19 feb 2014

Un commento di Domenico Cacopardo sulla politica americana nel medio oriente



Non c’è da stare allegri
L’Italia è il Paese delle meraviglie. Infatti, l’onorevole Corte dei conti intende processare Standard&Poor's, per non aver considerato nel nostro rating, il valore delle bellezze artistiche (non è uno scherzo).
C’è, però, da ritenere che italiani e loro governanti siano talmente abbacinati dal patrimonio culturale da non curarsi degli urgenti problemi di politica estera.
Oggi non parliamo della disgraziata vicenda marò ma di Medio Oriente.
In Siria c’è una guerra civile, promossa dagli occidentali, in primis Obama e la Francia, perché i principi di libertà abbiano anche lì applicazione. Denaro e armi per i ribelli. Tra i quali appartenenti ad Al Qaeda. Aiutando gli insorti, sono stati, quindi, aiutati indirettamente i terroristi diventati, oggi, la forza più organizzata e potente dello schieramento. Hanno conquistato parte dell’Iraq creando contiguità territoriale (e di governo): una sorta di nuovo Stato qaedista.
Dobbiamo riconoscere che è una fortuna per l’Occidente che l’Iran sostenga Assad, ponendo, tramite suo, un argine al dilagare del terrorismo.
L’Arabia Saudita, alleato di ferro degli Stati Uniti, temendo l’Iran, ha concluso un accordo con il Pakistan da cui riceverà testate nucleari (un nuovo attore nel palcoscenico atomico in violazione del trattato di non proliferazione) e missili per trasportarle. Anche Tokio ha definito un trattato con l’Arabia Saudita per la fornitura di armi di nuova generazione e di apparati tecnologici.
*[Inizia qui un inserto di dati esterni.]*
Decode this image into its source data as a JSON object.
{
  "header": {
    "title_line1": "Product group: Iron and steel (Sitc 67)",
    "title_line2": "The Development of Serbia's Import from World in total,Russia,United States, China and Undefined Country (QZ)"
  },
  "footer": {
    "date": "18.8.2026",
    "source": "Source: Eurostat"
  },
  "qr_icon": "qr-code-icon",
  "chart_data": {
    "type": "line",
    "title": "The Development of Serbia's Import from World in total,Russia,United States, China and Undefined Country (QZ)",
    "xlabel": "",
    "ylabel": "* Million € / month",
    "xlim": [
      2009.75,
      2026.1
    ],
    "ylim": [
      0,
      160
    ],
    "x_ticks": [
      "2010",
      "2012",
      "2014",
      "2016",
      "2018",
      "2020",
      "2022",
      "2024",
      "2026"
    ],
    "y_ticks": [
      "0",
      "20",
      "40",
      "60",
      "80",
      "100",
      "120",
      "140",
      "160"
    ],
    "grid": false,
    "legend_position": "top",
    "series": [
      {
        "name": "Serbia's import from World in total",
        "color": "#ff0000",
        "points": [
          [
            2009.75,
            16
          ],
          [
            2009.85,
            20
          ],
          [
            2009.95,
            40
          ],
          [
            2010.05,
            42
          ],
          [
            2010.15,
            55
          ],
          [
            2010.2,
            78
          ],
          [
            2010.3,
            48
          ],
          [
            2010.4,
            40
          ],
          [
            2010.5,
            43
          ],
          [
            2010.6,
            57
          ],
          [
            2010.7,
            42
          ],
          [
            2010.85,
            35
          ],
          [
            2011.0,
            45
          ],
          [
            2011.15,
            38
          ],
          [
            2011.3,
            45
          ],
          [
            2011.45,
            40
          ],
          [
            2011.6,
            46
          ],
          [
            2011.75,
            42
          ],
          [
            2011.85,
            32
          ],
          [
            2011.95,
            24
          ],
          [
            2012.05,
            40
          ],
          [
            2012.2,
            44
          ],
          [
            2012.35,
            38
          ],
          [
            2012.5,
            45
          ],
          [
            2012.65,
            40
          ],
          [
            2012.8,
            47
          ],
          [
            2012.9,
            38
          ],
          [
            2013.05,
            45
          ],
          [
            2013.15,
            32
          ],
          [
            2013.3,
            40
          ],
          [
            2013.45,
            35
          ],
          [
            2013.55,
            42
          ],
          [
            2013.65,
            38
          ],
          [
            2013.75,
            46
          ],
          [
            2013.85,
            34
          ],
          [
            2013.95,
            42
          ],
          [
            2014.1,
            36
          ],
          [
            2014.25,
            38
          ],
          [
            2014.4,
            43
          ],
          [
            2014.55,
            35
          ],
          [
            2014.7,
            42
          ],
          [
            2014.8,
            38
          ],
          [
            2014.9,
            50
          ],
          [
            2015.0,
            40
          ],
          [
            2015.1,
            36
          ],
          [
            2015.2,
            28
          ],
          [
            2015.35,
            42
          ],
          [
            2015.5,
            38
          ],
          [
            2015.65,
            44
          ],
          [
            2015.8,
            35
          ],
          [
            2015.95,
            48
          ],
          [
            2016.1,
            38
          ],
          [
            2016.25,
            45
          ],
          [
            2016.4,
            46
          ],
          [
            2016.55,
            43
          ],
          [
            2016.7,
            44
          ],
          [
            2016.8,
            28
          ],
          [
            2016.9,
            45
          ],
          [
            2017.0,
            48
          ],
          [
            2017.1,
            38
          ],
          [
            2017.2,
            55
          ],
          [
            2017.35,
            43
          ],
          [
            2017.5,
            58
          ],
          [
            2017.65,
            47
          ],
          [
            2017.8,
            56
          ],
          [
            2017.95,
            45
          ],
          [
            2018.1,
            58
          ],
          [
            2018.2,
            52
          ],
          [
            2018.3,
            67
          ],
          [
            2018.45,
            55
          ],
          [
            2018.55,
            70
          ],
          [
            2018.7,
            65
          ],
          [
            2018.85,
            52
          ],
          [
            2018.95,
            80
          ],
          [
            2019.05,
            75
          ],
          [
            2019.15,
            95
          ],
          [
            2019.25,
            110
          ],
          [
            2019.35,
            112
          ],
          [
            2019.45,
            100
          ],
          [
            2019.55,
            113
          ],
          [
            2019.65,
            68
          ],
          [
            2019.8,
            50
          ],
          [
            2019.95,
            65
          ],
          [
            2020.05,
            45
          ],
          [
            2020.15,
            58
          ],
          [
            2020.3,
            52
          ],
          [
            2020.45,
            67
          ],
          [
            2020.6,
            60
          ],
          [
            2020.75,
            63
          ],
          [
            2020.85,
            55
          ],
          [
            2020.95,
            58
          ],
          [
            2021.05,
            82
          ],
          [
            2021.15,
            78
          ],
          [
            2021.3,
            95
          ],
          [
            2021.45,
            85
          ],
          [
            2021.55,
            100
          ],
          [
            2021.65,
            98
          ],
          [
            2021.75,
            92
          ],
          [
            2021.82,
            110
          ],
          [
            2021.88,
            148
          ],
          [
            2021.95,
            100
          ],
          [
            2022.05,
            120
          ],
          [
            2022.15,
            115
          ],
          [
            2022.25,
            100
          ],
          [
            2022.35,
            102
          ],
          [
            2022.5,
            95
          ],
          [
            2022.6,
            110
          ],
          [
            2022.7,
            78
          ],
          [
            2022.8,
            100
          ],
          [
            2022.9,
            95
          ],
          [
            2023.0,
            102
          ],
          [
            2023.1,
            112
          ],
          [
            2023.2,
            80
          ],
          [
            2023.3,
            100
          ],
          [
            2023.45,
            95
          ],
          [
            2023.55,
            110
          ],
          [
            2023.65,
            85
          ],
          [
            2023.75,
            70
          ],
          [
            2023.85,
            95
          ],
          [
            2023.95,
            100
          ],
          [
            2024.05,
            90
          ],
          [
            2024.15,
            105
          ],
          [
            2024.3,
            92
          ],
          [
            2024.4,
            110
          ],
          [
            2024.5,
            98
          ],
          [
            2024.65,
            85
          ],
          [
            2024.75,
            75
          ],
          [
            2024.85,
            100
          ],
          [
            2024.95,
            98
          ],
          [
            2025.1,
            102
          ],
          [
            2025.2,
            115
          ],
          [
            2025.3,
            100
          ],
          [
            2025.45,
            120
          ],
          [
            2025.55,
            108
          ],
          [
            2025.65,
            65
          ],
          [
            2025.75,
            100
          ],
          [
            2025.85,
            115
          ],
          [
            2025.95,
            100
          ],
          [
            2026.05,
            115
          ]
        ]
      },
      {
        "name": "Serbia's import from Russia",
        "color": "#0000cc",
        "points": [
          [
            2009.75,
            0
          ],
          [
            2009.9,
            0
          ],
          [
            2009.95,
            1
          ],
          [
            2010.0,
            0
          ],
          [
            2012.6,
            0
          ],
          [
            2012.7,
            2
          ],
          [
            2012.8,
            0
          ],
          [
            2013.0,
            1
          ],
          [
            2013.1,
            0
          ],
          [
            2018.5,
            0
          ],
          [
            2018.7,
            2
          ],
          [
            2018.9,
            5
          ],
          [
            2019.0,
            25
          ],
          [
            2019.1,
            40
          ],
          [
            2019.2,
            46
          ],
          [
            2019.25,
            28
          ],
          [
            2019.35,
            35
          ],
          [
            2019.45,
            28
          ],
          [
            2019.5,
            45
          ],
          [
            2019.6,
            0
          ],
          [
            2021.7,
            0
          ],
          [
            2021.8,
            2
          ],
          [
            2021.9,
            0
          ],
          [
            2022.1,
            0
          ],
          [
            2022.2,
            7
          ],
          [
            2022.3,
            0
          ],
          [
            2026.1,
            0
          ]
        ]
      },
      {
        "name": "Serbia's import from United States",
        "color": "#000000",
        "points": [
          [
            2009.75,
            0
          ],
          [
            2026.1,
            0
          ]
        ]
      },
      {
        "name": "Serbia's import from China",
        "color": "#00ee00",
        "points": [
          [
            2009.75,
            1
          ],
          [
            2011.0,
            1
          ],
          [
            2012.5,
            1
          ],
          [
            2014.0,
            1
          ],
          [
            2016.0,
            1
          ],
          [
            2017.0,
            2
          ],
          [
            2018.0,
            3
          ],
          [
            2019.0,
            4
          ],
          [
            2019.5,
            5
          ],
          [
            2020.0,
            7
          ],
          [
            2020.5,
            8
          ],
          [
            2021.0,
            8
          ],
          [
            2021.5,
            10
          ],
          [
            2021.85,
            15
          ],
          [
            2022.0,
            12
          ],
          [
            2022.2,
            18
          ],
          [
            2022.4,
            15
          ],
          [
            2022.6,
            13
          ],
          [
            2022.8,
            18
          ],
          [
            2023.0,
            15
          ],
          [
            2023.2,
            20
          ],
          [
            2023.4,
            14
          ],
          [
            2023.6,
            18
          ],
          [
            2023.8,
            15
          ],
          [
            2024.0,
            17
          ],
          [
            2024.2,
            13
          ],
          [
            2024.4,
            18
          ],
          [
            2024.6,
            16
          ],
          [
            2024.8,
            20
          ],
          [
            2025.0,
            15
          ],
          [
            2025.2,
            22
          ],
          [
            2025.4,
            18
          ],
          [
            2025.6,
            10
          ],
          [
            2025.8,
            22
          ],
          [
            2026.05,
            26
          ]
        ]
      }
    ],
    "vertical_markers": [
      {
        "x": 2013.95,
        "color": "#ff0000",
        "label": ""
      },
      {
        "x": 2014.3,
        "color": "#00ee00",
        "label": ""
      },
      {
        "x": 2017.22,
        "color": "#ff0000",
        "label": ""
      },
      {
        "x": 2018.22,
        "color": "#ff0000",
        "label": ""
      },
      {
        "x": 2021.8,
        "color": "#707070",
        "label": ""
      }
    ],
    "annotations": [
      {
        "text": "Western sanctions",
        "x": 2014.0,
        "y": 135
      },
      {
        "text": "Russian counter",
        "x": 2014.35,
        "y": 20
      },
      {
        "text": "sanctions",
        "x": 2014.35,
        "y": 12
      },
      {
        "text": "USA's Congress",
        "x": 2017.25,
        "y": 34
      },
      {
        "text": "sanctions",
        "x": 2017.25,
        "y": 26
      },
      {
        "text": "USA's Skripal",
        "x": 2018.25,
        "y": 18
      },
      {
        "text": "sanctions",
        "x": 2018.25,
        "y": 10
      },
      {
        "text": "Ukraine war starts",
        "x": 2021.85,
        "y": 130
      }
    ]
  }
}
La principale causa di questa evoluzione sono i giri di valzer di Obama: amico dei ribelli, ma anche alla ricerca dell’amicizia dell’Iran nemico dei ribelli.
Al Cairo, dopo avere puntato sul deposto Morsi, che ha aperto le frontiere con Hamas e rimesso in circolazione gli integralisti più fanatici, il presidente USA s’è mostrato così freddo nei confronti del prossimo raìs El Sisi da spingerlo tra le braccia di Putin da cui riceverà Mig e mezzi corazzati di ultima generazione.
Sullo sfondo, l’imminente abbandono dell’Afghanistan, dopo miliardi di dollari gettati al vento (euro per l’Italia) e migliaia di caduti (un centinaio italiani), avendo sostenuto Hamid Karzai, la cui famiglia è la maggiore produttrice di oppio del Paese. Per non farsi mancare nulla, l’America tratta segretamente con i talebani, più per evitare una strage al momento dell’abbandono che per contare nel futuro.
Insomma, in questo scacchiere, la politica americana è un colossale disastro.
Ora si capisce perché nel secondo mandato Obama abbia rinunciato alla logica ferrea e alla disciplina di Hillary Clinton per chiamare l’imbarazzante Kerry, prono agli input presidenziali.
Se, poi, osserviamo il Libano e la Libia, non possiamo che essere presi dallo sconforto, visto che in Libano c’è un contingente italiano, inviato quando contavamo qualcosa in Europa, e in Libia c’è il caos. Da qui continueranno a riversarsi sulle coste nazionali  altre migliaia di derelitti.
Purtroppo, alla Farnesina, siede il fantasma di un peso piuma e l’idea di una conferma della Bonino è talmente sconfortante da farci temere che anche Renzi sia affetto da autolesionismo.